Ramírez Casillas señaló que en distintos estados se mantienen carreras tradicionales como Derecho, Administración o Medicina, mientras otras áreas relacionadas con los cambios productivos y tecnológicos requieren mayor fortalecimiento.
“La transformación tecnológica, la inteligencia artificial, la industria y las nuevas formas de organización económica están modificando las capacidades que demanda el mercado laboral”, dijo.
Por eso, sostuvo, no se trata simplemente de crear nuevas licenciaturas por moda, sino de investigar qué está ocurriendo en las distintas regiones y qué tipo de profesionales necesita el país.

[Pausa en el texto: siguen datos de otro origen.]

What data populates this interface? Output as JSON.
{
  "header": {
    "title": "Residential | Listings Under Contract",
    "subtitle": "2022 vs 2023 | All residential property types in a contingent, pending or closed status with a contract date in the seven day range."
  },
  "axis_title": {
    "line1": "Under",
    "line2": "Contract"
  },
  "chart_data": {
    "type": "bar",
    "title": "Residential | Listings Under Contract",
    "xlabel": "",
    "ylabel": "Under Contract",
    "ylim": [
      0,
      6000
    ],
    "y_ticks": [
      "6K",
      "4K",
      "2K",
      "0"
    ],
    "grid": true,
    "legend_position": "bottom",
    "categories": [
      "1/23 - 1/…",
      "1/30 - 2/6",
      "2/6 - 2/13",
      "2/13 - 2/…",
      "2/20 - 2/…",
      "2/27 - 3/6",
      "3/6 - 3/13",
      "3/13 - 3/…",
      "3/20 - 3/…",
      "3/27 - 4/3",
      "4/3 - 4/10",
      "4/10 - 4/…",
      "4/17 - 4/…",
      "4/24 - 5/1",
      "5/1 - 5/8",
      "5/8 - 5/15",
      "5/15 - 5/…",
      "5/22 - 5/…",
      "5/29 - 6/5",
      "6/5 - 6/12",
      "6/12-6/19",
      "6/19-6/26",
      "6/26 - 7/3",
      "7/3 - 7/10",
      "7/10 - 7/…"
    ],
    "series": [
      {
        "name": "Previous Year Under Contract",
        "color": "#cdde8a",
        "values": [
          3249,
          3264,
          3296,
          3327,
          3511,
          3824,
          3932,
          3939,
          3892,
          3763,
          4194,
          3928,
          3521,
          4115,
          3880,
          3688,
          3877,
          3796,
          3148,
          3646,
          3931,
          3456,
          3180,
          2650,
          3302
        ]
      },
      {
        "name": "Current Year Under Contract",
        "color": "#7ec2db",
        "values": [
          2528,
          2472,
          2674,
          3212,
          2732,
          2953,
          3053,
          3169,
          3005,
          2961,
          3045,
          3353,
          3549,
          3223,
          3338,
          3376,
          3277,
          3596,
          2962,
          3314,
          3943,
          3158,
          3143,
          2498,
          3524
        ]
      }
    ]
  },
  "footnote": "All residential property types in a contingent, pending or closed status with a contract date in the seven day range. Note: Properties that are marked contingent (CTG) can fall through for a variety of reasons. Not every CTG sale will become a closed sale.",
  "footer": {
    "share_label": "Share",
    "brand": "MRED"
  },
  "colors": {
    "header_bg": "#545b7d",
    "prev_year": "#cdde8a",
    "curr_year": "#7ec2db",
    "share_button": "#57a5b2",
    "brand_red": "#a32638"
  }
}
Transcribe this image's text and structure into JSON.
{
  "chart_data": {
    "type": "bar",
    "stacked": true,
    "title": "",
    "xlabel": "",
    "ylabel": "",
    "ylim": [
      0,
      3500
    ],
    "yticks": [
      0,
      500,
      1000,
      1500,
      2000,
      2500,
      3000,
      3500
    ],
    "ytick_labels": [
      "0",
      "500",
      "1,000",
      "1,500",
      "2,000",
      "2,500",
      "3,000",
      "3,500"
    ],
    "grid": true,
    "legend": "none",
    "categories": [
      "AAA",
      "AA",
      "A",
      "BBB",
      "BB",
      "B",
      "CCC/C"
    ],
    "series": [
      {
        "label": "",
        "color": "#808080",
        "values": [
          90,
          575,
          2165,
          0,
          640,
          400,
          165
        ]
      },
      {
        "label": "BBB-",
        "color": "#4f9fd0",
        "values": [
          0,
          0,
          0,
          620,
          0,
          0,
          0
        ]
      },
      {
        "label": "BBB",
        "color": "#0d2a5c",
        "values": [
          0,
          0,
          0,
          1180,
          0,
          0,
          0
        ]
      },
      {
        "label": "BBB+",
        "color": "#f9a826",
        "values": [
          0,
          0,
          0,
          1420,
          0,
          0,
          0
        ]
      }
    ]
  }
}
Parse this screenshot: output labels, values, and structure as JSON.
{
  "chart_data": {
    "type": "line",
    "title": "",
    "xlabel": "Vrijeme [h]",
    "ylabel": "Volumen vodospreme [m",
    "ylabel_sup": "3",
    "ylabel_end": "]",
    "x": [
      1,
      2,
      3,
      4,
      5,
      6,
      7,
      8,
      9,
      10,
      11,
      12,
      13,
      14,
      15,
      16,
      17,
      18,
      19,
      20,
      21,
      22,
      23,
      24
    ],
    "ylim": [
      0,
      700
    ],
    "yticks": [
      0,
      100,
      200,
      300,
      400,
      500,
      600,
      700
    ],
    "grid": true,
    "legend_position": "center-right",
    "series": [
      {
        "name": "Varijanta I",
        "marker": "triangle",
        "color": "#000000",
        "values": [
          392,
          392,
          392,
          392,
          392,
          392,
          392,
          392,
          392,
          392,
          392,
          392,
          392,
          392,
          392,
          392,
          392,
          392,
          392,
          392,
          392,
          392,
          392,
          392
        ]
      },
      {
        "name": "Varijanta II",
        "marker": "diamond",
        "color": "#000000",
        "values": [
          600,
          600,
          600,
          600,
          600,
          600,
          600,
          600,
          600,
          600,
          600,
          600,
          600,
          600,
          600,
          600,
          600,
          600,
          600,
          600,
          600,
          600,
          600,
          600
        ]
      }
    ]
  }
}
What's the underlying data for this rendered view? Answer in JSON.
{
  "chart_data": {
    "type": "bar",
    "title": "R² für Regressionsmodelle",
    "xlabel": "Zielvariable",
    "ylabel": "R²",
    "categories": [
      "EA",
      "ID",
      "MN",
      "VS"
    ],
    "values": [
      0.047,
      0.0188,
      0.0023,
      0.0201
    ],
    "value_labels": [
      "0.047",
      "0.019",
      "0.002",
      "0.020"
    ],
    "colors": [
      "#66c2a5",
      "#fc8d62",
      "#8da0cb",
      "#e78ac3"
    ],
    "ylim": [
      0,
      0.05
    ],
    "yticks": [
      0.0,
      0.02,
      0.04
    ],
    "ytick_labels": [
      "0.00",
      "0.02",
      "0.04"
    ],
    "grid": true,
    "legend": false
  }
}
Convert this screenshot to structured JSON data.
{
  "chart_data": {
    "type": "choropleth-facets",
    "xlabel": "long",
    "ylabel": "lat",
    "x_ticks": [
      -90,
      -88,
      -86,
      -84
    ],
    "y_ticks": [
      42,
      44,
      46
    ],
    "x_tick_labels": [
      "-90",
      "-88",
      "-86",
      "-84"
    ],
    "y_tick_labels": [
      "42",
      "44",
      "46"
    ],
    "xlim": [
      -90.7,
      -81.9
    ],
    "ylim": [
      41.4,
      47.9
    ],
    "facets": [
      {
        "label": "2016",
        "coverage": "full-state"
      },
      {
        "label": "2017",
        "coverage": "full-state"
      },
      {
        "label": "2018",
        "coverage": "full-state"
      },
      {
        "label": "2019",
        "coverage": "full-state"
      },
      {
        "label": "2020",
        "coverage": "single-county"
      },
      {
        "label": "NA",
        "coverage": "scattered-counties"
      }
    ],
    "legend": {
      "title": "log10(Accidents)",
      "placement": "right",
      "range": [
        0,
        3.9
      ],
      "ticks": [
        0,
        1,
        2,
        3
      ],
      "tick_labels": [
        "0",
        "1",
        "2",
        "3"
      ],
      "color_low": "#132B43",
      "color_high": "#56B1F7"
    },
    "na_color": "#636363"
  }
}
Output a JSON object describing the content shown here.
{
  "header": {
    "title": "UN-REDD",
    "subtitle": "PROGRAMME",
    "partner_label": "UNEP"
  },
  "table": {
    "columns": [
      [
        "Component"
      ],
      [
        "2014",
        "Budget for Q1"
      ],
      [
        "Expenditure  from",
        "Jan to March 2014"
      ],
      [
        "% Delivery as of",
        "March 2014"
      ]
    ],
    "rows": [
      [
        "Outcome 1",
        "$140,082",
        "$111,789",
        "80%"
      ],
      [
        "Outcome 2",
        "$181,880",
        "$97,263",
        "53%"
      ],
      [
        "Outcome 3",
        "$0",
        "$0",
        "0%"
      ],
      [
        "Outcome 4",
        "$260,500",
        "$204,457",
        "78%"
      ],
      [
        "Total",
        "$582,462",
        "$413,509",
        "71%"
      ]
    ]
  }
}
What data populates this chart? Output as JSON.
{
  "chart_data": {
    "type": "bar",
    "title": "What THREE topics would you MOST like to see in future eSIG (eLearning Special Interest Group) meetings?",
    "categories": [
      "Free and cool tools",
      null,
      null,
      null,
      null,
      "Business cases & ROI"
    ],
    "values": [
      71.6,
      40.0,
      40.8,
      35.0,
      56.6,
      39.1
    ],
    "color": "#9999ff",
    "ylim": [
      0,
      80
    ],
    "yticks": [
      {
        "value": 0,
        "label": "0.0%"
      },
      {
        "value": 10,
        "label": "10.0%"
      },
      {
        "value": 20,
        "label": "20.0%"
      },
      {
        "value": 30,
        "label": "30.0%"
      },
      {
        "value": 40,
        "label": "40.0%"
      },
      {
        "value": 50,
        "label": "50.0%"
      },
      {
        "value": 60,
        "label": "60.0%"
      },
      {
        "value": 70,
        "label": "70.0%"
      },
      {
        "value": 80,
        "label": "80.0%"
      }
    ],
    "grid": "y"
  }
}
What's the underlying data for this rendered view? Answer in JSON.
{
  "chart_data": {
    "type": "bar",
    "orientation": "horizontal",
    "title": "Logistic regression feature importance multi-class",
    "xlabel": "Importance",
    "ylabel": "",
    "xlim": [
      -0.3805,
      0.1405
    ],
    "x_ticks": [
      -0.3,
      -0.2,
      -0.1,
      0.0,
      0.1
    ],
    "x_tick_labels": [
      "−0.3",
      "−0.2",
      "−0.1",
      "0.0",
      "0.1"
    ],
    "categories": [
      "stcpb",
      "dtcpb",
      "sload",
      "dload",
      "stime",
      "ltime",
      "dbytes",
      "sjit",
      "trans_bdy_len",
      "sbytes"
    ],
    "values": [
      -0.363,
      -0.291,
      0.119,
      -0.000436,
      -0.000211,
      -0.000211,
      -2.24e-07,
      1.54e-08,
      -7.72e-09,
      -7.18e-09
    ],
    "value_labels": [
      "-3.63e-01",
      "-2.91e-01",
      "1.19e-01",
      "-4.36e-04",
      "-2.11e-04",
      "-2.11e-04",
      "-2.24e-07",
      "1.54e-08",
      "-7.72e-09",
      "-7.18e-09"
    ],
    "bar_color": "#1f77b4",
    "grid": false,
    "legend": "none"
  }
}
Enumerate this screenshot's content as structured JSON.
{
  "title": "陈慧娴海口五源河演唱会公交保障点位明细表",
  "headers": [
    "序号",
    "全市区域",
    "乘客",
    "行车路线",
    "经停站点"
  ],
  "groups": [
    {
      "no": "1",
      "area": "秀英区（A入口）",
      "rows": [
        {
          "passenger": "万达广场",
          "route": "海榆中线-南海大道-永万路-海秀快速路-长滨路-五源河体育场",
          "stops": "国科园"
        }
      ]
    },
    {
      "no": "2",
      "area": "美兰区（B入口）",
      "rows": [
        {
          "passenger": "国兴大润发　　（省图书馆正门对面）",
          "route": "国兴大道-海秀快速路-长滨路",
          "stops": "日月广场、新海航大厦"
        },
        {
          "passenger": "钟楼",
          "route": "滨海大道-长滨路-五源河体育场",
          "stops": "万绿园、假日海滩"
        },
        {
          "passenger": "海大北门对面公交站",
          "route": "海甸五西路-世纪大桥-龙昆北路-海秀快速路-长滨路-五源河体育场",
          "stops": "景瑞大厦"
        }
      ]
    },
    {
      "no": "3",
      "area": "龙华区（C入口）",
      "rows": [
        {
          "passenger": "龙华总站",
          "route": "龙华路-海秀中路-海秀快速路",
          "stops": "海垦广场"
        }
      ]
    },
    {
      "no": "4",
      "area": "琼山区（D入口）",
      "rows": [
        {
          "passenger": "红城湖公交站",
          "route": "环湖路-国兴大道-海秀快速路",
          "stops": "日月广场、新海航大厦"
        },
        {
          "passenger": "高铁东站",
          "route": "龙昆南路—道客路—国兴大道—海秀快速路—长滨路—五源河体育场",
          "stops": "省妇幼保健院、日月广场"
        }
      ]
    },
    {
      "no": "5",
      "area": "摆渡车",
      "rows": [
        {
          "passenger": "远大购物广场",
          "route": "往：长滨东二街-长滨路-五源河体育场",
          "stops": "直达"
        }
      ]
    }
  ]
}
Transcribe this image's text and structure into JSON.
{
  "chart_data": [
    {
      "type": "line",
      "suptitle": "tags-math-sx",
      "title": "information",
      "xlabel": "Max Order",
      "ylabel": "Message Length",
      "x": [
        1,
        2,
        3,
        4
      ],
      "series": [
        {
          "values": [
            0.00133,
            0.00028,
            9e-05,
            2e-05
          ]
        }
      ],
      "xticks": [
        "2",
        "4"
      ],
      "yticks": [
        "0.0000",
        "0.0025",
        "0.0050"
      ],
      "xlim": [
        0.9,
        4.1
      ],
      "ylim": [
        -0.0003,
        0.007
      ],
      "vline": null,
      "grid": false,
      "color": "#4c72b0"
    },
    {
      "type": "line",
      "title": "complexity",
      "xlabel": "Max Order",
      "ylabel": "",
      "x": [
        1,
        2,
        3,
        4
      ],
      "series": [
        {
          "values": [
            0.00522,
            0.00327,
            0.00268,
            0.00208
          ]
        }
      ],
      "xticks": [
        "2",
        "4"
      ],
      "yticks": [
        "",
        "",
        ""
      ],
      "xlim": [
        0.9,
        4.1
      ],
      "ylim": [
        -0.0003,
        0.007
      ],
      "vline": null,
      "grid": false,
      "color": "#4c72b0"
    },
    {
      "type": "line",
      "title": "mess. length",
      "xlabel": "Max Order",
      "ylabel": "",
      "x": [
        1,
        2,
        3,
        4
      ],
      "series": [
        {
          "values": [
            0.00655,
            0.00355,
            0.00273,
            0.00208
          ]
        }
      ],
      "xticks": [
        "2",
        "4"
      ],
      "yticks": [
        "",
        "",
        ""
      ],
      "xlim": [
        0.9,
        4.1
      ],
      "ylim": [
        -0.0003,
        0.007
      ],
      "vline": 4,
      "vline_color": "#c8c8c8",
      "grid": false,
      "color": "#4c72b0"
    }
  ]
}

La llegada de la inteligencia artificial ha agregado una nueva dimensión al problema. Advirtió que las universidades tienen que enseñar a usar estas herramientas sin permitir que sustituyan el aprendizaje. Una tecnología puede resolver un examen, pero no significa que el estudiante haya adquirido los conocimientos necesarios.
El reto es que la inteligencia artificial sea utilizada como una herramienta que fortalezca las capacidades humanas y no como un mecanismo para evitar el esfuerzo intelectual.
Para Ramírez Casillas, esto obliga a replantear las formas tradicionales de evaluación. Si una persona puede usar una herramienta tecnológica para producir en minutos un trabajo que antes requería horas, la educación debe preguntarse qué es exactamente lo que quiere evaluar.
Dijo que en ese contexto adquieren especial importancia capacidades como la comprensión de lectura, el pensamiento analítico, la reflexión y la capacidad de utilizar una tecnología sin dejar que ésta piense por el estudiante.
Ramírez Casillas sostuvo que tanto la educación pública como las instituciones privadas con una orientación social tienen el reto de formar profesionales capaces de entender que su trabajo tiene consecuencias más allá de su beneficio individual.
La educación, sostuvo, debe contribuir a que médicos, abogados, ingenieros, arquitectos, comunicadores y otros profesionales puedan desempeñar correctamente su función, y comprendan su responsabilidad dentro de un proyecto colectivo.
En ese sentido, el académico recuperó una idea que considera fundamental: “no se trata solamente de ayudar a quien enfrenta una situación desfavorable, sino de darle las herramientas para que pueda desarrollar sus propias capacidades”.
La metáfora es aprender a “pescar”, pero hacerlo desde una perspectiva colectiva: formar personas capaces de desenvolverse profesionalmente y, al mismo tiempo, contribuir al desarrollo de su comunidad y del país.